Installation¶
For installation instructions see the README at https://github.com/coecms/mppnccombine-fast
Usage¶
mppnccombine-fast
is a MPI program, and requires at least two MPI ranks to run:
mpirun -n 2 mppnccombine-fast --output output.nc input.nc.000 input.nc.001
Variables in the input files whos dimensions have a domain_distribution
attribute will be collated. All other dimensions, variables and attributes will
be copied from the first input file.
The domain_distribution
values are expected to be in the format provided by
the MOM model - an array of 4 integer values using 1-based array indices:
- First index of this dimension in the full dataset
- Last index of this dimension in the full dataset
- First index of this dimension in this file’s data
- Last index of this dimension in this file’s data
A domain_distribution
of [1, 10, 5, 10]
states that the full dimension
has a length of 10, and this file contains the 5 values starting at offset
5
.
Globbing inputs¶
Input files may be listed either individually or as an escaped shell glob (both
to reduce the history
attribute in the output file as well as to avoid
issues when there are thousands of input files):
mpirun -n 2 mppnccombine-fast --output output.nc input.nc.\*
Changing compression settings¶
Chunk size and compression settings will by default come from the first input
file, though they can be overridden using flags.

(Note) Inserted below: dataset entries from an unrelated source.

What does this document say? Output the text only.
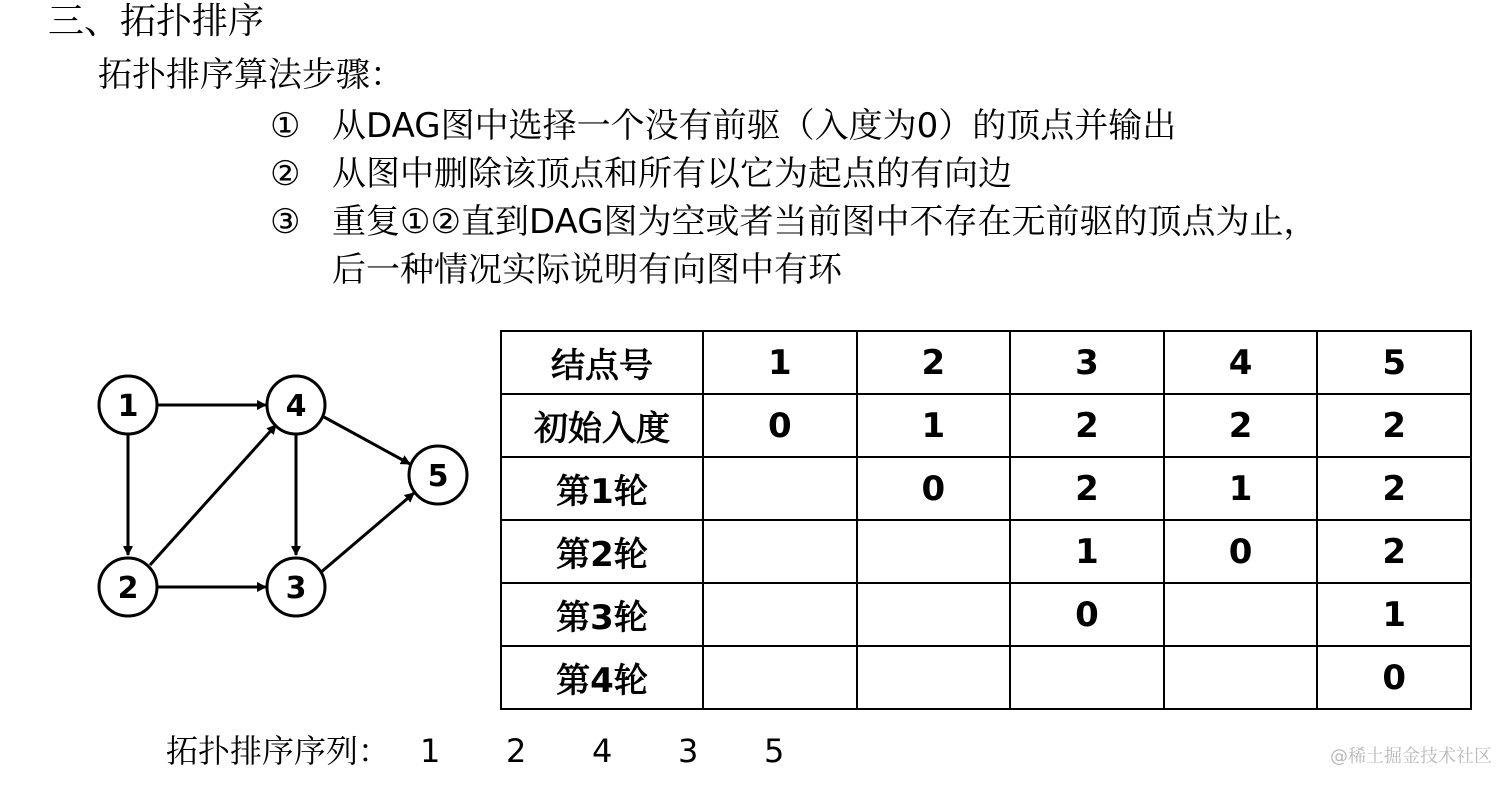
三、拓扑排序
拓扑排序算法步骤：
① 从DAG图中选择一个没有前驱（入度为0）的顶点并输出
② 从图中删除该顶点和所有以它为起点的有向边
③ 重复①②直到DAG图为空或者当前图中不存在无前驱的顶点为止，
后一种情况实际说明有向图中有环
1
2	3
4
5
结点号	1	2	3	4	5
初始入度	0	1	2	2	2
第1轮		0	2	1	2
第2轮			1	0	2
第3轮			0		1
第4轮					0
拓扑排序序列： 1	2	4	3	5	@稀土掘金技术社区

Note that the optimised
copying routines can only be used when the compression settings of an input
file matches those of the output, and when the input file’s data chunks align
with the chunks in the output file (e.g. if a variable in the output file has
chunk sizes [10, 15, 30]
then the input file’s offset in the full dataset
must be [m*10, n*15, o*30]
where m
, n
and o
are integers).
If only some of the chunks in the input file align with the output these chunks will use the fast path (so partial chunks on the edges of the dataset are fine).